The Watchers Review: Forest Jump

Having worked as second-unit director on Old and Knock at the Cabin, Ishana Night Shyamalan learned at the hands of her father, M. Night, how to create atmosphere and scares. What she didn’t pick up — and one doesn’t once production has begun, if everything goes right — is his ability to write a script. Granted, her dad can, at times, be far from perfect in that department, but even the most ludicrous story by Shyamalan Senior (Lady in the Water is the correct answer) doesn’t have the plot holes and excess exposition of The Watchers. To be fair, some of that comes from the source material, a novel by A.M. Shine, and some feel like studio-mandated notes to eliminate any “confusing” parts.

Whatever the case, the unfortunate outcome is that while the younger Shyamalan takes a big swing with a crazy amount of mythology for her movie’s relatively simple set-up, she mostly misses. The best one can say is that there’s enough good stuff here to offer hope she’ll do better next time.

Fanning the Flames

Dakota Fanning plays Mina, an American expat working at a pet shop in Galway, Ireland. Tasked with delivering a rare bird to a zoo in Belfast, she follows her unreliable GPS into a deep forest that, much like the Blair Witch’s woods, appears to be actively disorienting her. As night falls, she follows a mysterious old woman into a one-room cabin with two other occupants and is swiftly debriefed with rules of survival. They are being watched through the cabin’s giant two-way mirror window by mysterious, dangerous beings that fear daylight. The creatures observe them as if watching reality TV, with an incessant curiosity that has them coming back every night. They must not turn their backs to the mirror at night, and if they hope to survive, they can only go outside during the day. Also, it’s probably a good idea to stay clear of the giant burrows found throughout the woods.

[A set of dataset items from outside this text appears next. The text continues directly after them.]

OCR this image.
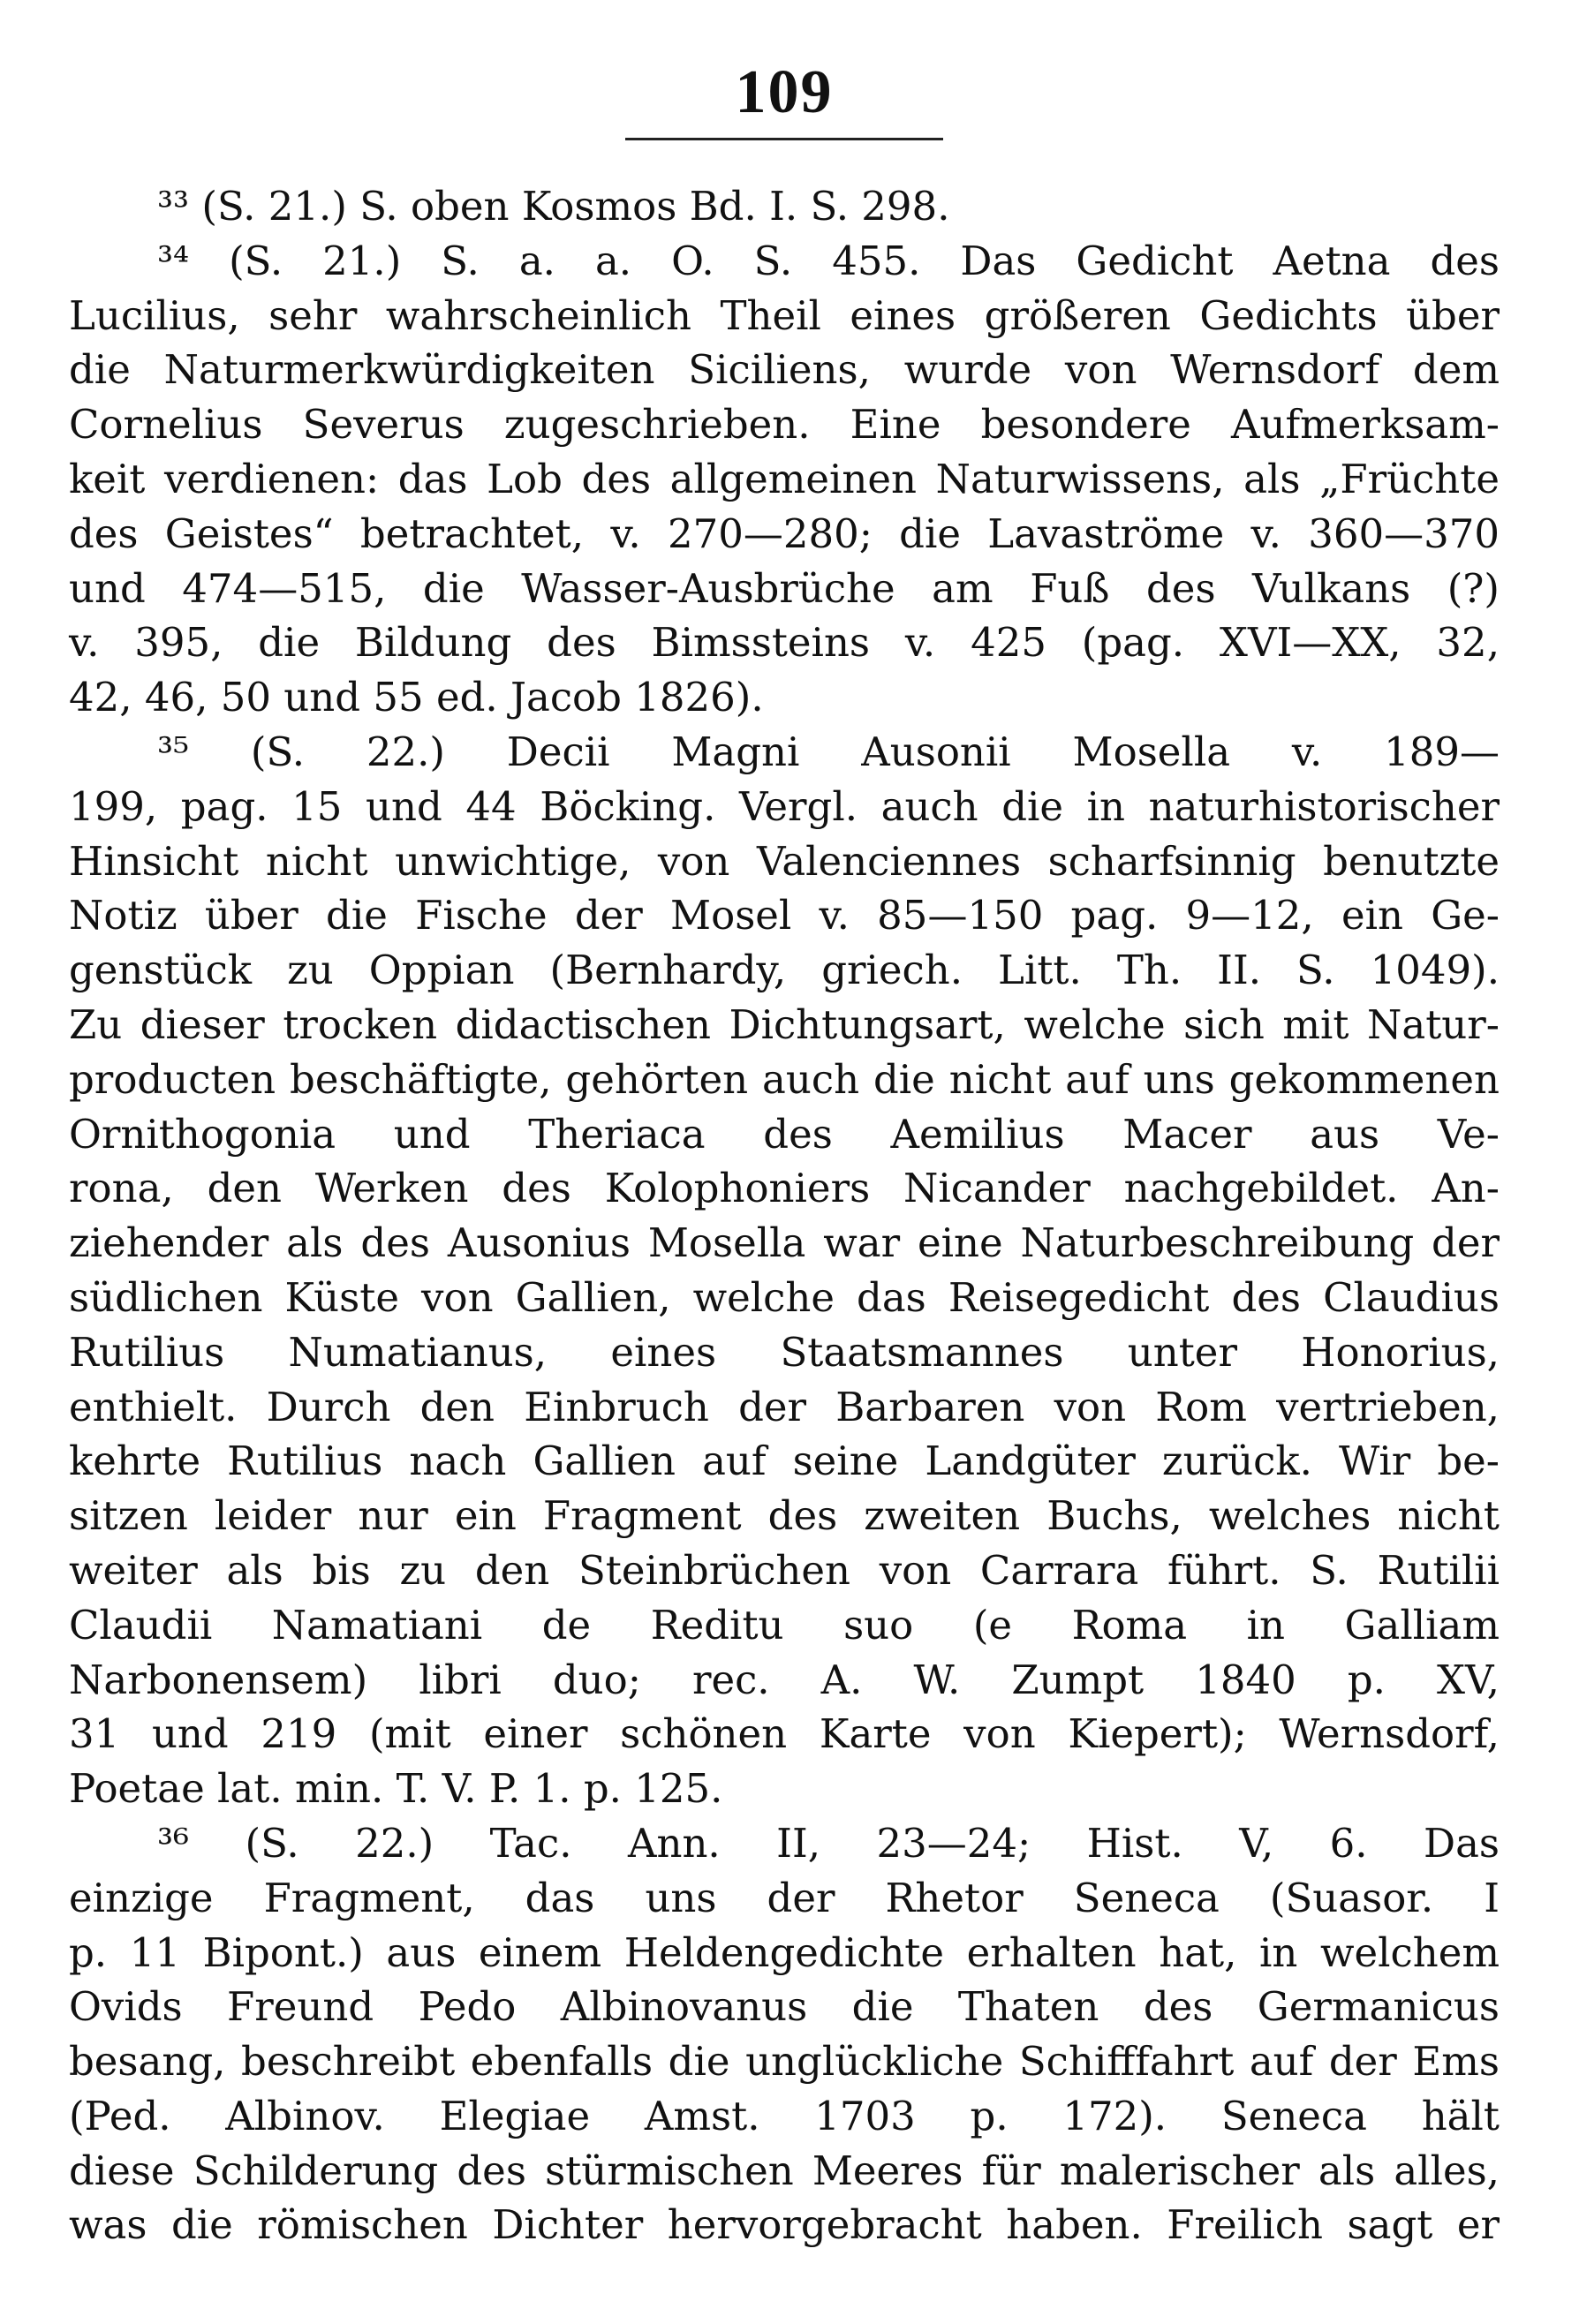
109
³³ (S. 21.) S. oben Kosmos Bd. I. S. 298.
³⁴ (S. 21.) S. a. a. O. S. 455. Das Gedicht Aetna des
Lucilius, sehr wahrscheinlich Theil eines größeren Gedichts über
die Naturmerkwürdigkeiten Siciliens, wurde von Wernsdorf dem
Cornelius Severus zugeschrieben. Eine besondere Aufmerksam-
keit verdienen: das Lob des allgemeinen Naturwissens, als „Früchte
des Geistes“ betrachtet, v. 270—280; die Lavaströme v. 360—370
und 474—515, die Wasser-Ausbrüche am Fuß des Vulkans (?)
v. 395, die Bildung des Bimssteins v. 425 (pag. XVI—XX, 32,
42, 46, 50 und 55 ed. Jacob 1826).
³⁵ (S. 22.) Decii Magni Ausonii Mosella v. 189—
199, pag. 15 und 44 Böcking. Vergl. auch die in naturhistorischer
Hinsicht nicht unwichtige, von Valenciennes scharfsinnig benutzte
Notiz über die Fische der Mosel v. 85—150 pag. 9—12, ein Ge-
genstück zu Oppian (Bernhardy, griech. Litt. Th. II. S. 1049).
Zu dieser trocken didactischen Dichtungsart, welche sich mit Natur-
producten beschäftigte, gehörten auch die nicht auf uns gekommenen
Ornithogonia und Theriaca des Aemilius Macer aus Ve-
rona, den Werken des Kolophoniers Nicander nachgebildet. An-
ziehender als des Ausonius Mosella war eine Naturbeschreibung der
südlichen Küste von Gallien, welche das Reisegedicht des Claudius
Rutilius Numatianus, eines Staatsmannes unter Honorius,
enthielt. Durch den Einbruch der Barbaren von Rom vertrieben,
kehrte Rutilius nach Gallien auf seine Landgüter zurück. Wir be-
sitzen leider nur ein Fragment des zweiten Buchs, welches nicht
weiter als bis zu den Steinbrüchen von Carrara führt. S. Rutilii
Claudii Namatiani de Reditu suo (e Roma in Galliam
Narbonensem) libri duo; rec. A. W. Zumpt 1840 p. XV,
31 und 219 (mit einer schönen Karte von Kiepert); Wernsdorf,
Poetae lat. min. T. V. P. 1. p. 125.
³⁶ (S. 22.) Tac. Ann. II, 23—24; Hist. V, 6. Das
einzige Fragment, das uns der Rhetor Seneca (Suasor. I
p. 11 Bipont.) aus einem Heldengedichte erhalten hat, in welchem
Ovids Freund Pedo Albinovanus die Thaten des Germanicus
besang, beschreibt ebenfalls die unglückliche Schifffahrt auf der Ems
(Ped. Albinov. Elegiae Amst. 1703 p. 172). Seneca hält
diese Schilderung des stürmischen Meeres für malerischer als alles,
was die römischen Dichter hervorgebracht haben. Freilich sagt er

The mystery set-up is as simple as the answer is convoluted as all hell. Let’s just say Shyamalan clearly loves Lost just as much as her father’s works. There are a lot of plot points to juggle here, and a few fall to the ground with a thud, but some occasionally soar. She draws portentous parallels to pets in cages, parrots that mimic, and 24-7 reality shows like Big Brother, but doesn’t have anything interesting to say about them beyond, “Hey, this thing is kind of similar to that thing!” The comparisons neither enlighten each other nor draw on real-life fears and pitfalls related to such things.

Trees Scrounge

While we’re talking real-life analogues versus fantasy, though, kudos for making an Irish forest look scary, with every single tree branch looking like it’s been carved into a large, stabby thorn. In fact, Ireland is one of the safest places to get lost in the woods, as literally none of the wildlife is capable of killing you. Stir in some pagan mythology, though, and all of a sudden, the imagination runs wild. Mystic runes suddenly appearing on car radio displays and smartphones may be overkill on the part of the supernatural forces, but perhaps electromagnetic anomalies simply explain everything.

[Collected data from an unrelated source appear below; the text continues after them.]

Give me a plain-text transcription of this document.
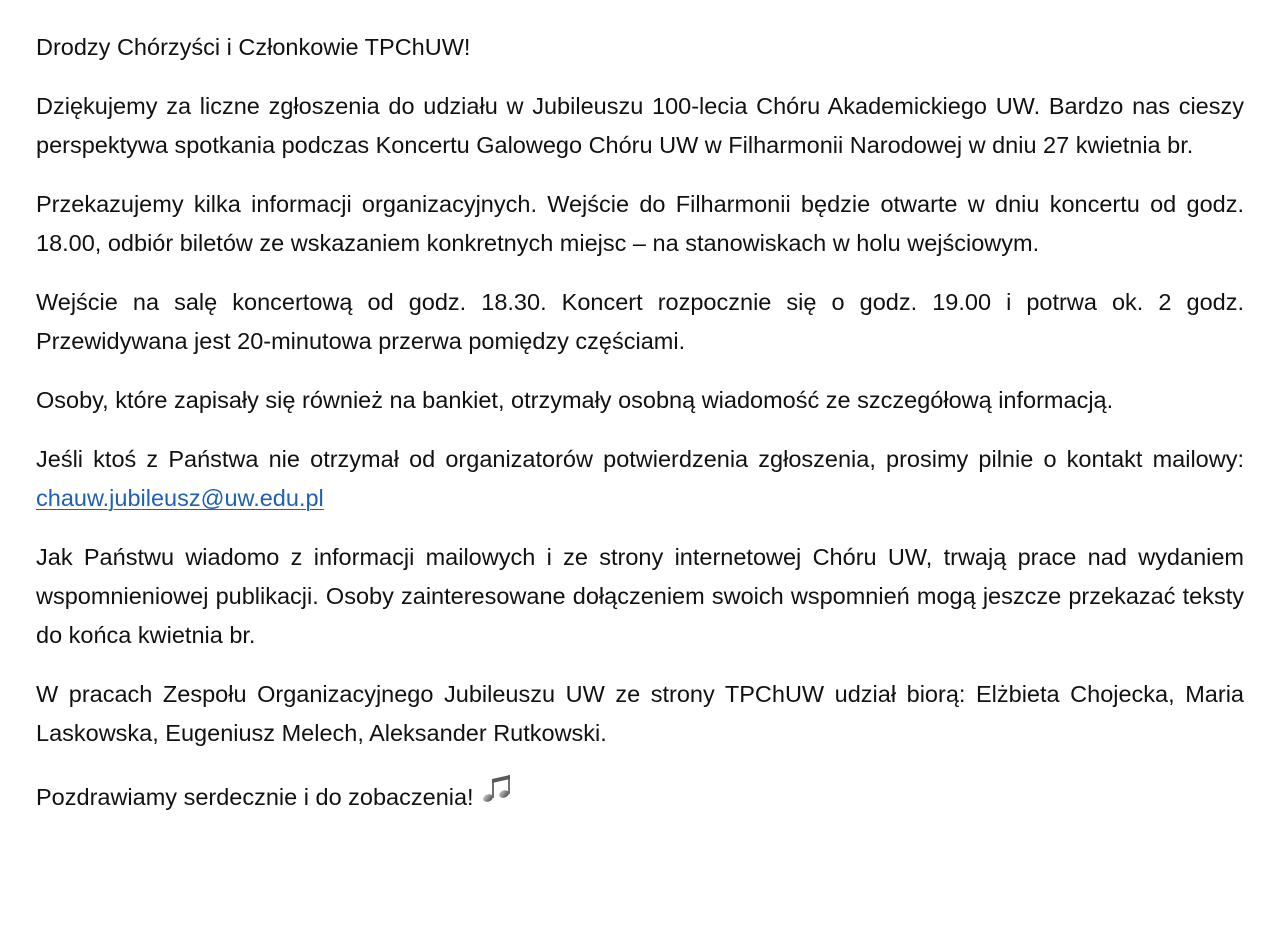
Drodzy Chórzyści i Członkowie TPChUW!

Dziękujemy za liczne zgłoszenia do udziału w Jubileuszu 100-lecia Chóru Akademickiego UW. Bardzo nas cieszy perspektywa spotkania podczas Koncertu Galowego Chóru UW w Filharmonii Narodowej w dniu 27 kwietnia br.

Przekazujemy kilka informacji organizacyjnych. Wejście do Filharmonii będzie otwarte w dniu koncertu od godz. 18.00, odbiór biletów ze wskazaniem konkretnych miejsc – na stanowiskach w holu wejściowym.

Wejście na salę koncertową od godz. 18.30. Koncert rozpocznie się o godz. 19.00 i potrwa ok. 2 godz. Przewidywana jest 20-minutowa przerwa pomiędzy częściami.

Osoby, które zapisały się również na bankiet, otrzymały osobną wiadomość ze szczegółową informacją.

Jeśli ktoś z Państwa nie otrzymał od organizatorów potwierdzenia zgłoszenia, prosimy pilnie o kontakt mailowy: chauw.jubileusz@uw.edu.pl

Jak Państwu wiadomo z informacji mailowych i ze strony internetowej Chóru UW, trwają prace nad wydaniem wspomnieniowej publikacji. Osoby zainteresowane dołączeniem swoich wspomnień mogą jeszcze przekazać teksty do końca kwietnia br.

W pracach Zespołu Organizacyjnego Jubileuszu UW ze strony TPChUW udział biorą: Elżbieta Chojecka, Maria Laskowska, Eugeniusz Melech, Aleksander Rutkowski.

Pozdrawiamy serdecznie i do zobaczenia!
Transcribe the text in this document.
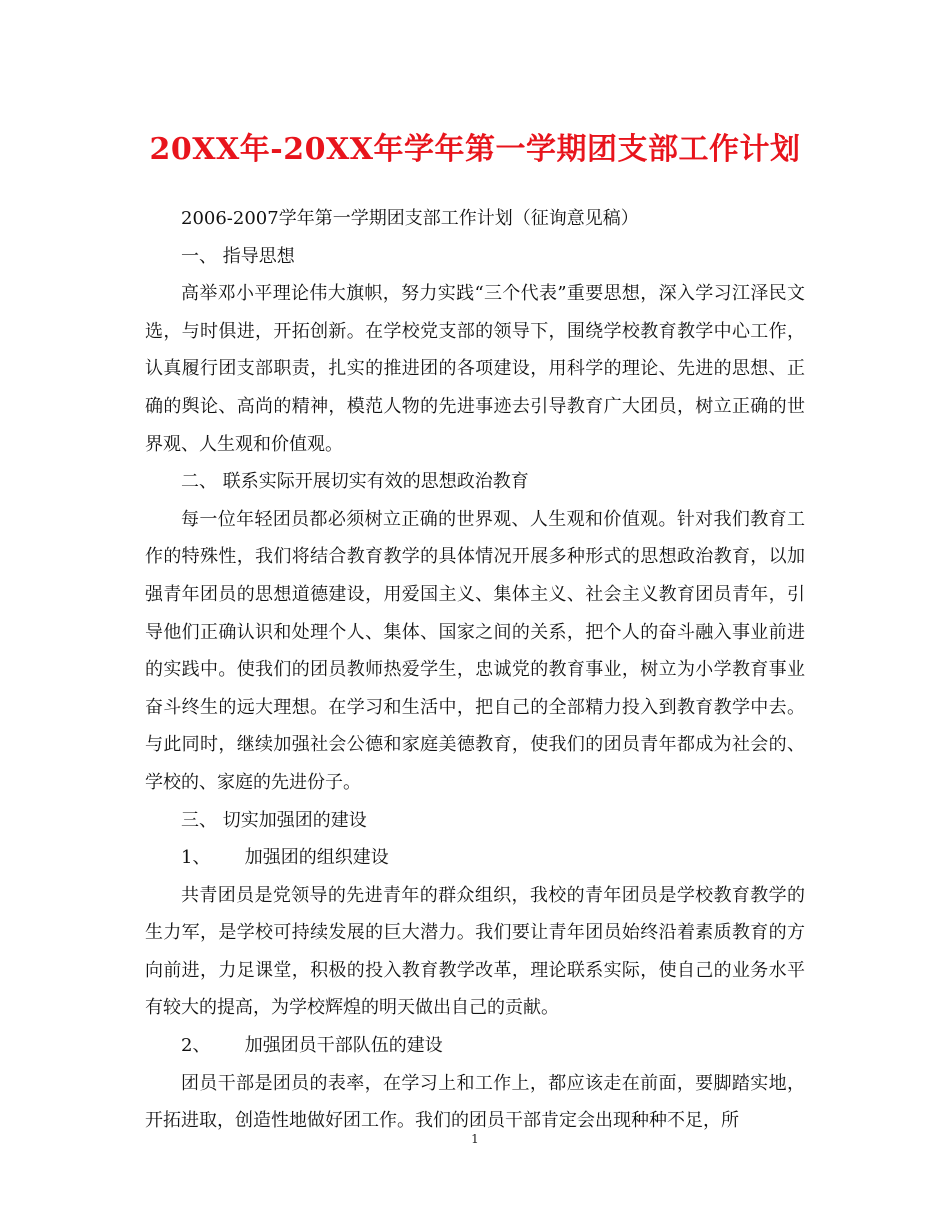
20XX年-20XX年学年第一学期团支部工作计划

2006-2007学年第一学期团支部工作计划（征询意见稿）

一、 指导思想

高举邓小平理论伟大旗帜，努力实践“三个代表”重要思想，深入学习江泽民文选，与时俱进，开拓创新。在学校党支部的领导下，围绕学校教育教学中心工作，认真履行团支部职责，扎实的推进团的各项建设，用科学的理论、先进的思想、正确的舆论、高尚的精神，模范人物的先进事迹去引导教育广大团员，树立正确的世界观、人生观和价值观。

二、 联系实际开展切实有效的思想政治教育

每一位年轻团员都必须树立正确的世界观、人生观和价值观。针对我们教育工作的特殊性，我们将结合教育教学的具体情况开展多种形式的思想政治教育，以加强青年团员的思想道德建设，用爱国主义、集体主义、社会主义教育团员青年，引导他们正确认识和处理个人、集体、国家之间的关系，把个人的奋斗融入事业前进的实践中。使我们的团员教师热爱学生，忠诚党的教育事业，树立为小学教育事业奋斗终生的远大理想。在学习和生活中，把自己的全部精力投入到教育教学中去。与此同时，继续加强社会公德和家庭美德教育，使我们的团员青年都成为社会的、学校的、家庭的先进份子。

三、 切实加强团的建设

1、      加强团的组织建设

共青团员是党领导的先进青年的群众组织，我校的青年团员是学校教育教学的生力军，是学校可持续发展的巨大潜力。我们要让青年团员始终沿着素质教育的方向前进，力足课堂，积极的投入教育教学改革，理论联系实际，使自己的业务水平有较大的提高，为学校辉煌的明天做出自己的贡献。

2、      加强团员干部队伍的建设

团员干部是团员的表率，在学习上和工作上，都应该走在前面，要脚踏实地，开拓进取，创造性地做好团工作。我们的团员干部肯定会出现种种不足，所

1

Look, this is from a horror novel that has twin sisters named Lucy and Mina, and if you think that’s a gratuitously obvious tribute to Ireland’s own Bram Stoker, wait till you see the tributes to everything else. The creature effects are wonderful, splitting just the right amount of difference between seen and unseen, and The Watchers does scarier things with crows than I’ve seen in a while. But it also adds plot points that beggar belief. Are we truly to believe, for example, that after five months of captivity in a single room, nobody ever thought to look under the rug?

Coop Troupe

Fanning’s fine at the head of a mostly forgettable cast; besides her, the standout is acclaimed Irish stage actress Olwen Fouere as the longest-running captive of the Watchers. Filling out the room are Georgina Campbell and Oliver Finnegan, who are mostly there to deliver exposition and do the stupid things folks aren’t supposed to do in horror situations. Production design by Lola’s Ferdia Murphy is first-rate — Galway’s natural scenery lends a big assist, but the way the bunker they call “the coop” lights up at night against unfamiliar foliage to become a de facto TV set for evil voyeurs is gorgeously creepy.

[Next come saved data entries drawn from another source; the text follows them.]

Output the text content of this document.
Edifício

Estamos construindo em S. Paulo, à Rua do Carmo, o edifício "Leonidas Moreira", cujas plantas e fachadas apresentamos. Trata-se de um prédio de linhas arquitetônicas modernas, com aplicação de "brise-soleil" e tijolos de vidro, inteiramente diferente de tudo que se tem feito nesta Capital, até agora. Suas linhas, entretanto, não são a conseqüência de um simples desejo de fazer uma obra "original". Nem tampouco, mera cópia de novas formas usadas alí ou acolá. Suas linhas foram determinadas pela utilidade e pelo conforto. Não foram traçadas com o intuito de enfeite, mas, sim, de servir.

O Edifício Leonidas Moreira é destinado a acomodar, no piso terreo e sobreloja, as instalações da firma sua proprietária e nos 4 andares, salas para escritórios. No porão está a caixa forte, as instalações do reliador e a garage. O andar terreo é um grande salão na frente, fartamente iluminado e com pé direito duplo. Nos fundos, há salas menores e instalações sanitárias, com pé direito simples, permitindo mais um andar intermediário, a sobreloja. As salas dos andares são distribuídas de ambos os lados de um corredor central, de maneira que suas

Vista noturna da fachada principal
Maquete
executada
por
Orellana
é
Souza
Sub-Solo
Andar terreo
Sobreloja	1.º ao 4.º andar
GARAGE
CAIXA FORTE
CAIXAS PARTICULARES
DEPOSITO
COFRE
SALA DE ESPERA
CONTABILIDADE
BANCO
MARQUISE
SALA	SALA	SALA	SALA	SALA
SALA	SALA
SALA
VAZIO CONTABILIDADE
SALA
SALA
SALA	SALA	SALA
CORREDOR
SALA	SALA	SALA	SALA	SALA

If only the story weren’t so determined to over-explain everything, and in ways that leave plot holes as big as the Watchers’ burrows, at that. Most of it comes directly from the book, and we can perhaps hardly expect Shyamalan to exert Kubrickian disregard for fealty on her first time at bat. As her dad found out the hard way doing The Last Airbender, though, perhaps adaptation isn’t where Shyamalan’s talents are best put to use. It’s possible to imagine a more abstract director having irreverent, surreal fun with the material, but this one isn’t yet up to the challenge of making it a smart story.

The Big Question…

Ah, but does Ishana love twists as much as her dad? Let’s just say a lot depends on whether something you’ll totally see coming — way before any of the oblivious characters do — can constitute such a thing.

Grade: 2.5/5

The Watchers opens in theaters on June 7.